The sixth aerial census of the 2010-11 whooping crane season was conducted March 1, 2011 in
a Cessna 210 piloted by Gary Ritchey of Air Transit Solutions, Castroville, Texas with USFWS
observers Tom Stehn and Brad Strobel. All portions of the crane range were covered in the 6-
hour census. Flight conditions were excellent, though late afternoon sun made it difficult to find
cranes when flying towards the sun.

Sighted on the flight were 216 adults and 41 juveniles = 257 total whooping cranes. The
expanded range of the cranes on upland areas and movements to fresh water made it harder to
find all the cranes. At least five additional family groups and pairs (14 cranes) and 7 subadults
were estimated to have been overlooked.

  Adults + Young
San Jose 48 + 8 = 56
Refuge 80 + 13 = 93
Lamar 17 + 5 = 22
Matagorda 51 + 10 = 61
Welder Flats 20 + 5 = 25
Total 216 + 41 = 257

Observations on today’s flight confirmed the loss of two additional whooping cranes so that
winter mortality in 2010-11 has totaled 4 cranes (3 adults and 1 juvenile). No carcasses have
been found, and cause of the deaths is unknown. On today’s flight, one group of 1 adult with 1
chick was observed on the G1 prescribed burn on Matagorda Island with no other cranes around.
Also, for the third flight in a row, the East Spalding Lake juvenile was not found, with just the
adult pair seen on the territory. With this mortality, the current flock size is estimated at 279.
The peak size of the Aransas flock this winter was 283.

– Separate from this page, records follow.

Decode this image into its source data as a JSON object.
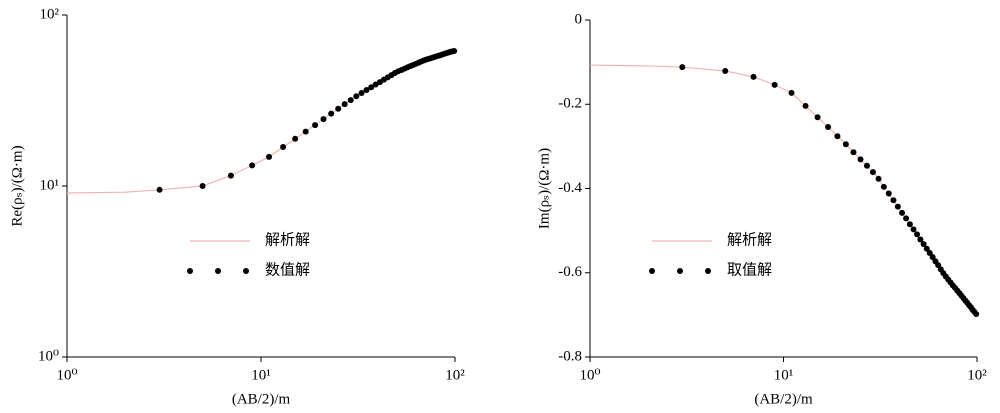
{
  "chart_data": [
    {
      "type": "line",
      "xlabel": "(AB/2)/m",
      "ylabel": "Re(ρₛ)/(Ω·m)",
      "xscale": "log",
      "yscale": "log",
      "xlim": [
        1,
        100
      ],
      "ylim": [
        1,
        100
      ],
      "xticks": [
        {
          "value": 1,
          "label": "10⁰"
        },
        {
          "value": 10,
          "label": "10¹"
        },
        {
          "value": 100,
          "label": "10²"
        }
      ],
      "yticks": [
        {
          "value": 1,
          "label": "10⁰"
        },
        {
          "value": 10,
          "label": "10¹"
        },
        {
          "value": 100,
          "label": "10²"
        }
      ],
      "series": [
        {
          "name": "解析解",
          "mode": "line",
          "color": "#f2b3b3",
          "x": [
            1,
            2,
            3,
            5,
            7,
            9,
            11,
            15,
            20,
            30,
            50,
            70,
            100
          ],
          "values": [
            9.1,
            9.2,
            9.5,
            10.0,
            11.5,
            13.2,
            14.8,
            18.9,
            23.7,
            32.7,
            46,
            54.6,
            62
          ]
        },
        {
          "name": "数值解",
          "mode": "markers",
          "color": "#000000",
          "x": [
            3,
            5,
            7,
            9,
            11,
            13,
            15,
            17,
            19,
            21,
            23,
            25,
            27,
            29,
            31,
            33,
            35,
            37,
            39,
            41,
            43,
            45,
            47,
            49,
            51,
            53,
            55,
            57,
            59,
            61,
            63,
            65,
            67,
            69,
            71,
            73,
            75,
            77,
            79,
            81,
            83,
            85,
            87,
            89,
            91,
            93,
            95,
            97,
            99
          ],
          "values": [
            9.5,
            10.0,
            11.5,
            13.2,
            14.8,
            16.9,
            18.9,
            20.8,
            22.7,
            24.6,
            26.5,
            28.3,
            30.1,
            31.8,
            33.5,
            35.0,
            36.4,
            37.8,
            39.2,
            40.5,
            41.9,
            43.2,
            44.5,
            45.8,
            46.9,
            47.7,
            48.6,
            49.5,
            50.3,
            51.1,
            51.9,
            52.7,
            53.5,
            54.2,
            54.8,
            55.4,
            55.9,
            56.4,
            57.0,
            57.5,
            58.0,
            58.5,
            59.0,
            59.5,
            60.0,
            60.5,
            61.0,
            61.3,
            61.6
          ]
        }
      ]
    },
    {
      "type": "line",
      "xlabel": "(AB/2)/m",
      "ylabel": "Im(ρₛ)/(Ω·m)",
      "xscale": "log",
      "yscale": "linear",
      "xlim": [
        1,
        100
      ],
      "ylim": [
        -0.8,
        0
      ],
      "xticks": [
        {
          "value": 1,
          "label": "10⁰"
        },
        {
          "value": 10,
          "label": "10¹"
        },
        {
          "value": 100,
          "label": "10²"
        }
      ],
      "yticks": [
        0,
        -0.2,
        -0.4,
        -0.6,
        -0.8
      ],
      "series": [
        {
          "name": "解析解",
          "mode": "line",
          "color": "#f2b3b3",
          "x": [
            1,
            2,
            3,
            5,
            7,
            9,
            11,
            15,
            20,
            30,
            50,
            70,
            100
          ],
          "values": [
            -0.107,
            -0.109,
            -0.112,
            -0.121,
            -0.135,
            -0.154,
            -0.173,
            -0.231,
            -0.285,
            -0.368,
            -0.515,
            -0.613,
            -0.7
          ]
        },
        {
          "name": "取值解",
          "mode": "markers",
          "color": "#000000",
          "x": [
            3,
            5,
            7,
            9,
            11,
            13,
            15,
            17,
            19,
            21,
            23,
            25,
            27,
            29,
            31,
            33,
            35,
            37,
            39,
            41,
            43,
            45,
            47,
            49,
            51,
            53,
            55,
            57,
            59,
            61,
            63,
            65,
            67,
            69,
            71,
            73,
            75,
            77,
            79,
            81,
            83,
            85,
            87,
            89,
            91,
            93,
            95,
            97,
            99
          ],
          "values": [
            -0.112,
            -0.121,
            -0.135,
            -0.154,
            -0.173,
            -0.204,
            -0.231,
            -0.254,
            -0.276,
            -0.295,
            -0.314,
            -0.331,
            -0.346,
            -0.361,
            -0.377,
            -0.396,
            -0.412,
            -0.428,
            -0.443,
            -0.458,
            -0.471,
            -0.485,
            -0.497,
            -0.509,
            -0.521,
            -0.532,
            -0.543,
            -0.553,
            -0.563,
            -0.573,
            -0.582,
            -0.592,
            -0.601,
            -0.609,
            -0.616,
            -0.623,
            -0.63,
            -0.636,
            -0.642,
            -0.648,
            -0.654,
            -0.66,
            -0.666,
            -0.671,
            -0.677,
            -0.682,
            -0.688,
            -0.693,
            -0.698
          ]
        }
      ]
    }
  ]
}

On March 1st, one whooping crane was confirmed present in a flock of > 10,000 sandhills cranes
near Pampa, (north of Abilene) in the Texas Panhandle. It’s likely that what might have been
the same crane seen in January and February in Texas near Electra and Anson never wintered
at Aransas, but instead elected to remain with sandhill cranes in north Texas and has started its
migration north with sandhills.

Crane habitat use observed on the census flight (n=257):
160 of the cranes observed were in salt marsh habitat
40 were in shallow open bay habitat
21 were on prescribed burns
20 were at fresh water sources
9 were on uplands areas
7 were at game feeders

The continuing moderate use of prescribed burns and heavy use of open bay habitat is notable,
although cranes are finding low numbers of blue crabs in the marsh. Low tides are continuing
with over 70% of San Jose Island consisting of dry mudflats. Cranes are continuing to seek out
freshwater to drink because of high marsh salinities.